Risotto alle Nocciole
(serves 3 | 40 minutes | medium)
I decided to combine two gems of Piedmontese cuisine in a creamy risotto al bianco, on top of which I drizzled toasted hazelnuts and a handful of diced apples, to give the dish a fresh note and contrasting texture.
300g arborio rice – 1L vegetable stock – 1 cup dry white wine – 2 handfuls hazelnuts – salt and pepper – 1 apple – grated parmigiano – butter – soft cheese (such as Robiola d’Alba)
- Place a deep, non-stick pot over medium heat and add the rice, stir frequently to let it toast. Once it’s too hot to hold in your hand it has toasted enough. Pour in the wine and let it sfumare (deglaze).

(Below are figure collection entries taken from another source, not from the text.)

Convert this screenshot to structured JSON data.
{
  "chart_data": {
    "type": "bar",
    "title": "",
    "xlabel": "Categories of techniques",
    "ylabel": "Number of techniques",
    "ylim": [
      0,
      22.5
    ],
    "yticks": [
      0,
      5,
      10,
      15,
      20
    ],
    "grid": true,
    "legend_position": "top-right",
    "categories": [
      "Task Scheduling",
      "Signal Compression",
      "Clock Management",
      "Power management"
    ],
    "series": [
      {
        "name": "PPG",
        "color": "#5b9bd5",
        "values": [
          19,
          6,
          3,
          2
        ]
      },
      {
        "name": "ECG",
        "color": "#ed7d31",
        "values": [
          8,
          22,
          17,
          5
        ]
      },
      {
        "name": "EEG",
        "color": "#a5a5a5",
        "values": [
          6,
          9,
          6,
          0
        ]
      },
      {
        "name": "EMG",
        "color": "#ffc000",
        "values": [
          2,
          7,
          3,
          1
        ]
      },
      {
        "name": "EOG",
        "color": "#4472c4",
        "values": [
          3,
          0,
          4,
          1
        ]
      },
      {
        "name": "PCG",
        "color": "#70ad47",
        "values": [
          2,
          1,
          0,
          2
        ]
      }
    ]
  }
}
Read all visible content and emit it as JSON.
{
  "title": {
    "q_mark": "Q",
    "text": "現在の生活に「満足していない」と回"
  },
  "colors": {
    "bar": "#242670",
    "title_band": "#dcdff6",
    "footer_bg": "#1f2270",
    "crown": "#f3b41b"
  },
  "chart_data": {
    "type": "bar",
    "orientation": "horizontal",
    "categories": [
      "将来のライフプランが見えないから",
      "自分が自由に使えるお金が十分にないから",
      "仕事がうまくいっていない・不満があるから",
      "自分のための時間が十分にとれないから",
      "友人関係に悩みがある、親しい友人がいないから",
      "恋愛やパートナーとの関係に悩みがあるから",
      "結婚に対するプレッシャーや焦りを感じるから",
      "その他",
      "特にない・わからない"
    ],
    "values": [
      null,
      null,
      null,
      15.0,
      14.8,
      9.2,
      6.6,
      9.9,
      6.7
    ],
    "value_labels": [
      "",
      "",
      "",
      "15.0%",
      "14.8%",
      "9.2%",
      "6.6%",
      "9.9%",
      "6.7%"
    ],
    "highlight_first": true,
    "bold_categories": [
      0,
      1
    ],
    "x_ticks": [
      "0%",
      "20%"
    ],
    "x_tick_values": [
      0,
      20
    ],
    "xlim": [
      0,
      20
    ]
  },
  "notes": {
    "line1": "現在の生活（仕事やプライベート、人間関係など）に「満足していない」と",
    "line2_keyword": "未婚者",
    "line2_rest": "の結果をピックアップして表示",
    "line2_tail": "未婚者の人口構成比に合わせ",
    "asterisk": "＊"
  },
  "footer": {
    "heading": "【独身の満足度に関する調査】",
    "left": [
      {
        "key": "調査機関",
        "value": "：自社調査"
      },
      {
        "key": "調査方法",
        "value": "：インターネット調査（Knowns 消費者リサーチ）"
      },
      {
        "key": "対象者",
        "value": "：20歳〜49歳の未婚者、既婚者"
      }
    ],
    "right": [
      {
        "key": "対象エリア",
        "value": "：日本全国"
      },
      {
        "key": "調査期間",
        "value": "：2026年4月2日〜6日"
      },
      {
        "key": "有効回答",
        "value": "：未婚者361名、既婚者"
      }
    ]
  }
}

- Once the wine has been absorbed begin pouring in the boiling hot broth ladle by ladle, stirring in between so it is absorbed well. Repeat this process until the rice is al dente.
- In the meantime, dice the apple finely and place the hazelnuts on a baking tray and toast for a few minutes on high temperature and grill setting in the oven. Once cooled down, break them into smaller bits.
- Add another ladle of broth, mix well and turn off the flame. Add a few handfuls of parmigiano, butter to your liking and a few tablespoons of soft cheese. Mix vigorously, also known as the mantecatura phase in Italian, then add salt and pepper to taste and leave it to sit for a few minutes.
- Place the risotto on individual plates and top with a sprinkle of hazelnuts and a dozen apple chunks.